The Impacts of Physician Payments on Patient Access, Use, and Health
Diane Alexander & Molly Schnell
NBER Working Paper, July 2019
We examine how the amount a physician is paid influences who they are willing to see. Exploiting large, exogenous changes in Medicaid reimbursement rates, we find that increasing payments for new patient office visits reduces reports of providers turning away beneficiaries: closing the gap in payments between Medicaid and private insurers would reduce more than two-thirds of disparities in access among adults and would eliminate disparities among children. These improvements in access lead to more office visits, better self-reported health, and reduced school absenteeism. Our results demonstrate that financial incentives for physicians drive access to care and have important implications for patient health.
Association Between Insurance and the Transfer of Children With Mental Health Emergencies
Jamie Kissee et al.
Pediatric Emergency Care, forthcoming
Methods: This is a cross-sectional study of pediatric mental health ED admission and transfer events using the Healthcare Cost and Utilization Project 2014 Nationwide Emergency Department Sample. Children presenting to an ED with a primary mental health disorder who were either admitted locally or transferred to another hospital were included. Multivariable logistic regression models were used to adjust for confounders.

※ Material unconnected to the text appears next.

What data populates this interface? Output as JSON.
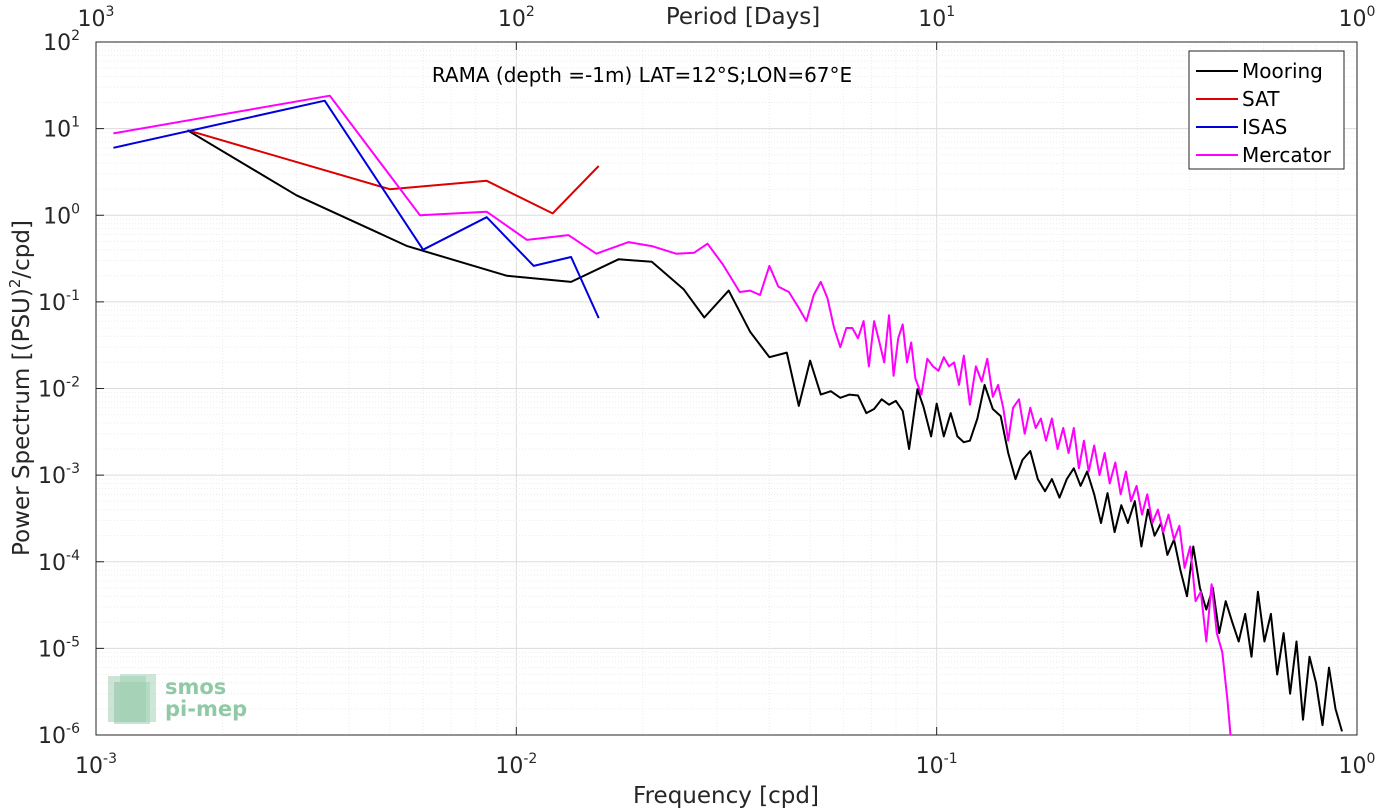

Results: Nine thousand eighty-one acute mental health ED events among children were included in the analyses. The odds of transfer relative to admission were higher for children without insurance (odds ratio, 3.30; 95% confidence interval, 1.73-6.31) compared with patients with private insurance. The odds of transfer were similar for children with Medicaid compared with children with private insurance (odds ratio, 1.23; 95% confidence interval, 0.80-1.88). Transfer rates also varied across mental health diagnostic categories. Patients without insurance had higher odds of transfer compared with those with private insurance when they presented with depressive disorder, bipolar disorder, attention-deficit/conduct disorders, and schizophrenia.